On a brisk morning last May, about 100 supporters—grieving parents, people recovering from addiction, police officers—gathered for the ground-breaking ceremony. “I don’t think anybody wants to build a house in memory of their daughter,” Simmers told the crowd, “but this was her dream and we’re going to do our best to fulfill her dream.” Brooke’s House is slated to open early next year.

EDITOR’S NOTE: 24-hour treatment on demand is a good idea. Therapy combined with low-dose opioids like buprenorphine is another good idea. But Simmers is letting a personal tragedy mislead him into believing the war on drugs is total bullshit.

If it were not for the WOD, tons of illegal drugs would find their way into this country that are being seized almost daily. The reason the WOD in this country continues without abatement is because Americans have ab insatiable hunger for pleasure seeking substances.

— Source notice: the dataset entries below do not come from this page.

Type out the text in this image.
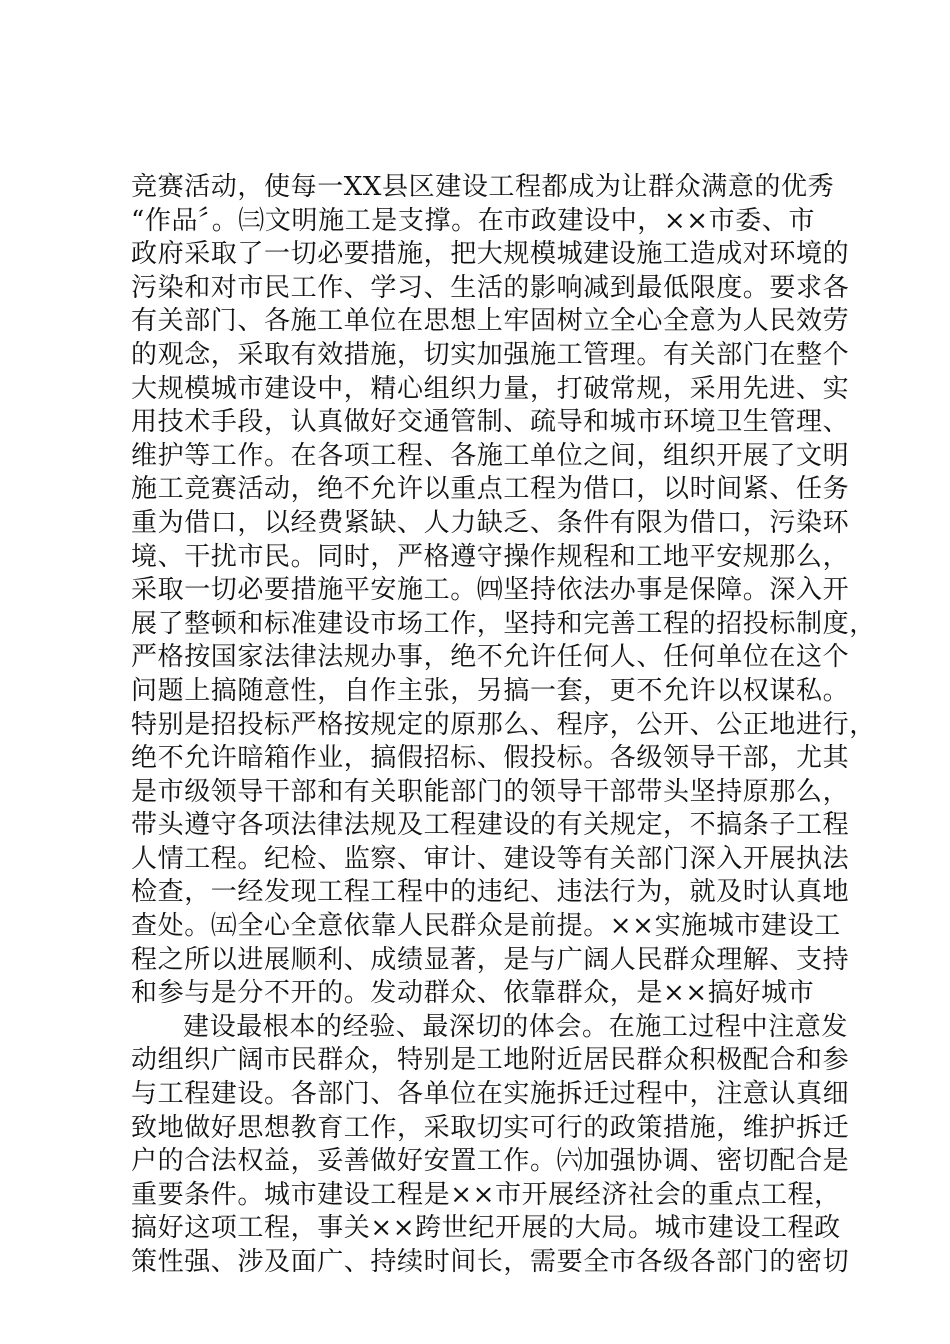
竞赛活动，使每一XX县区建设工程都成为让群众满意的优秀
“作品〞。㈢文明施工是支撑。在市政建设中，××市委、市
政府采取了一切必要措施，把大规模城建设施工造成对环境的
污染和对市民工作、学习、生活的影响减到最低限度。要求各
有关部门、各施工单位在思想上牢固树立全心全意为人民效劳
的观念，采取有效措施，切实加强施工管理。有关部门在整个
大规模城市建设中，精心组织力量，打破常规，采用先进、实
用技术手段，认真做好交通管制、疏导和城市环境卫生管理、
维护等工作。在各项工程、各施工单位之间，组织开展了文明
施工竞赛活动，绝不允许以重点工程为借口，以时间紧、任务
重为借口，以经费紧缺、人力缺乏、条件有限为借口，污染环
境、干扰市民。同时，严格遵守操作规程和工地平安规那么，
采取一切必要措施平安施工。㈣坚持依法办事是保障。深入开
展了整顿和标准建设市场工作，坚持和完善工程的招投标制度，
严格按国家法律法规办事，绝不允许任何人、任何单位在这个
问题上搞随意性，自作主张，另搞一套，更不允许以权谋私。
特别是招投标严格按规定的原那么、程序，公开、公正地进行，
绝不允许暗箱作业，搞假招标、假投标。各级领导干部，尤其
是市级领导干部和有关职能部门的领导干部带头坚持原那么，
带头遵守各项法律法规及工程建设的有关规定，不搞条子工程
人情工程。纪检、监察、审计、建设等有关部门深入开展执法
检查，一经发现工程工程中的违纪、违法行为，就及时认真地
查处。㈤全心全意依靠人民群众是前提。××实施城市建设工
程之所以进展顺利、成绩显著，是与广阔人民群众理解、支持
和参与是分不开的。发动群众、依靠群众，是××搞好城市
建设最根本的经验、最深切的体会。在施工过程中注意发
动组织广阔市民群众，特别是工地附近居民群众积极配合和参
与工程建设。各部门、各单位在实施拆迁过程中，注意认真细
致地做好思想教育工作，采取切实可行的政策措施，维护拆迁
户的合法权益，妥善做好安置工作。㈥加强协调、密切配合是
重要条件。城市建设工程是××市开展经济社会的重点工程，
搞好这项工程，事关××跨世纪开展的大局。城市建设工程政
策性强、涉及面广、持续时间长，需要全市各级各部门的密切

Another reason we appear not to be winning the WOD is that starting with the cultural revolution during the Vietnam War, we stopped dealing harshly with illegal drug users because then they came from America’s finest families.

In Japan and in Southeast Asia where most of the world’s heroin is produced, the WOD on drugs has been much more successful because the war is concentrated against illegal drug users, while distributers are executed swiftly after a short trial.